DUNCAN HANNAH: “I knew of Patti Smith before I moved to New York. She was this great mix of rock chick, poet chick, and kind of a historian, a beatnik. French existentialism and rock and roll, everything that I liked. I thought, Wow! Cool. What was great about Patti was she was such a fan. Her poems were like fan letters. Like mash notes to Rimbaud. And I could identify with her because I was doing the same thing, keeping journals, writing mash notes to dead people, and here she was doing it in a much more confident way, a little older, right? And making art out of it.”
PATTI SMITH: “People like to look at me as this tough, punky shit-kicker. Well, I am like that, but I’m also very fragile. It’s important that people know that; I couldn’t stand being just some leather boy. There are masculine and feminine rhythms in me. We’re all made up of opposites and they often crucify us.”

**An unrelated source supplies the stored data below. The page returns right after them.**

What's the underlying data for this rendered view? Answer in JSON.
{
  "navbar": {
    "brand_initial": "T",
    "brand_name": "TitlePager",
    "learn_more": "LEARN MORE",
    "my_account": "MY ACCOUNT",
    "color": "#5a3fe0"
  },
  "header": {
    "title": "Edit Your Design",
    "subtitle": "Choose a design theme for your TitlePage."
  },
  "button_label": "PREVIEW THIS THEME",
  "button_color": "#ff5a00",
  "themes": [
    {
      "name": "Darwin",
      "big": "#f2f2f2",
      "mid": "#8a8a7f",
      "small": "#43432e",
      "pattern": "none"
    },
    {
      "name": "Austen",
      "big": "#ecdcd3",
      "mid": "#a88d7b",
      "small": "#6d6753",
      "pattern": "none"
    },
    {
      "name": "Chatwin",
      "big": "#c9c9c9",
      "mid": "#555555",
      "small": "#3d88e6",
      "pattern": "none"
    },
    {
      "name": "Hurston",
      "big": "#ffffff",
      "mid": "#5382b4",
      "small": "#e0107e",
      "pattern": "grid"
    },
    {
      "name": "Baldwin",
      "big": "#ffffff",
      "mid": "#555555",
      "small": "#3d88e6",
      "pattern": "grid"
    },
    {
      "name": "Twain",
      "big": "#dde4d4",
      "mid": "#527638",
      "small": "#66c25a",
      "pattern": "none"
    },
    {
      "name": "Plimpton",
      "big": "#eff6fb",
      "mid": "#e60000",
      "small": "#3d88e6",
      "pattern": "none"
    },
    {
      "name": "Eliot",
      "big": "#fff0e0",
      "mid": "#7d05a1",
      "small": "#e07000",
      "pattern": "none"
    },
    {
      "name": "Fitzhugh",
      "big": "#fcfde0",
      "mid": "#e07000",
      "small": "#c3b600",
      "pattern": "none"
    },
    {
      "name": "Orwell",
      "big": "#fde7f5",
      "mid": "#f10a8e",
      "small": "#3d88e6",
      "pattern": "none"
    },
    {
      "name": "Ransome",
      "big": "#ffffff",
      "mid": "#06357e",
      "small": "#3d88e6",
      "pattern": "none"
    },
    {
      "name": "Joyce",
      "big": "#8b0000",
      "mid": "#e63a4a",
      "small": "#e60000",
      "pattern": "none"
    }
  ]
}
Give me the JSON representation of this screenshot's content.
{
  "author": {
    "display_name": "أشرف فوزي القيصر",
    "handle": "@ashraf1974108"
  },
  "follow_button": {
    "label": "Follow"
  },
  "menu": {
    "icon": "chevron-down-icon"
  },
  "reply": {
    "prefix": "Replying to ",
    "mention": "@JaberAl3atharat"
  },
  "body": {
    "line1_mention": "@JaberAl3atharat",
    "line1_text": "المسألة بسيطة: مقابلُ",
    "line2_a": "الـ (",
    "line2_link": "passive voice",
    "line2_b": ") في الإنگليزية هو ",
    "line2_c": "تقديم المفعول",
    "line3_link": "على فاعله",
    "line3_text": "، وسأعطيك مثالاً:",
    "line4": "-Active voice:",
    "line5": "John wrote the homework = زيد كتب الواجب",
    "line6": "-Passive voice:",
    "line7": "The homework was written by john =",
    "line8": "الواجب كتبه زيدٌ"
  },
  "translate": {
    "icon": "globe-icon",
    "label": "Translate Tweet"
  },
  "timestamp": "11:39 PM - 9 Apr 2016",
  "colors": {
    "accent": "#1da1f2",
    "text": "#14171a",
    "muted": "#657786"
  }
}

DAVE MARSH: “I can remember when I first saw Patti Smith. She walked into that Upper West Side party like a Jersey urchin who’d just inherited Manhattan. All in black — turtleneck and tight black slacks. She seemed more frail than she really was, but not fragile, though you could have counted her ribs, and her jet black hair straggled like waterlogged yarn. Her skin so pale it was nearly translucent, cheeks drawn so tight and thin I was tempted to pull her aside and offer her a decent meal. If only her teeth had been half rotted, she would have passed for Keith Richards’ waif sister.  Taking your eyes off her wasn’t impossible. But it was pretty goddamned unlikely.  She glided across the room easy as any rock & roll queen in her beat-up Mary Janes, full of sex and innocence; every eye was pulled her way, every blabbing mouth set off in unison. All the women hated her then — the solidarity of sisterhood was not so firm in 1971 — but the men were awed.”

LESTER BANGS: “Patti just saw that it was time for literature to shake it and music to carry both some literacy and some grease that ain’t jive. The combination makes her an all American tough angel, street-bopping and snapping her fingers, yet moving with that hipshake which is so like every tease you slavered after in high school.”
PATTI SMITH: “Self-destruction is obviously negative… if you self-destruct… But the way a snake self-destructs, you know, when he takes that old skin off – he destroys the old skin, but you come out with a new skin, a more developed skin, a more illuminated skin.”
PATTI SMITH: “Right now I’ve been in this room in this city for so long I don’t see it anymore and you know I’m not being stimulated. Lately I’ve just been doing a lot of cleaning inside my brain. My eyes are not seeing anything around me. So I’ve been dreaming a lot, recording dreams and trying to look within, but I’m not worried about it. I’m just waiting for the moment when I’ll get to take a train or a plane someplace and I know I’ll spurt out because I’ve just got to see new things. I think Rimbaud said he needs new scenery and a new noise, and I need that.”